His name was on the caller ID on my smartphone and it did sound like him, but something felt weird. Why was the former prime minister calling me 10 minutes after meeting me?

I visited the chairman of the main opposition Liberty Korea Party in his office in early May. I managed to arrange the meeting after begging the public relations office. I wanted to complain about the rough words of a party official.

Usually, politicians react in one of two ways. I may be rebuked for bringing up something that is not important or they promise to scold the official.
In both cases, nothing actually happens.

So I had low expectations. Hwang didn’t say much and the meeting didn’t last five minutes. As I was leaving the office, I told myself that at least I had said what I wanted to. Then I got a call 10 minutes later, and I wondered if I had made a mistake.

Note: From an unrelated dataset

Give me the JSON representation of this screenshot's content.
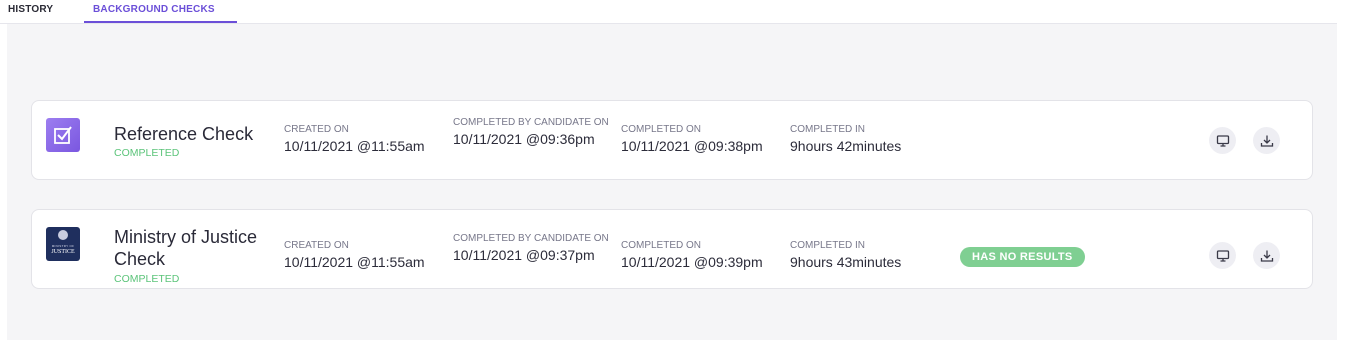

On the phone, the chairman said, “I talked to the person in question.” I was slightly moved.

When Hwang took the party leadership, I didn’t see people around him turning on him. I heard ridiculous praise like “He even uses honorifics to those under him.” What impressed me was that unlike other politicians, he kept his word. After the experience, I thought it could be his weapon as a newbie in politics.

But perhaps because of that whimsical sentiment, people have different opinions on Hwang’s supposedly clean-cut, earnest character. Many find him frustrating and stuffy. He imprudently commented on migrant workers and talked about how his son got a job without a qualifying resume. While other politicians would smoothly move on, he makes more excuses and blows up the situation.

Hwang often tells the party’s secretariat not to make him idle. He is nervous if he does not have something to do. Politics is the art of creating something from nothing. Instead of looking for obvious answers, Hwang needs to create problems himself and prove his raison d’être.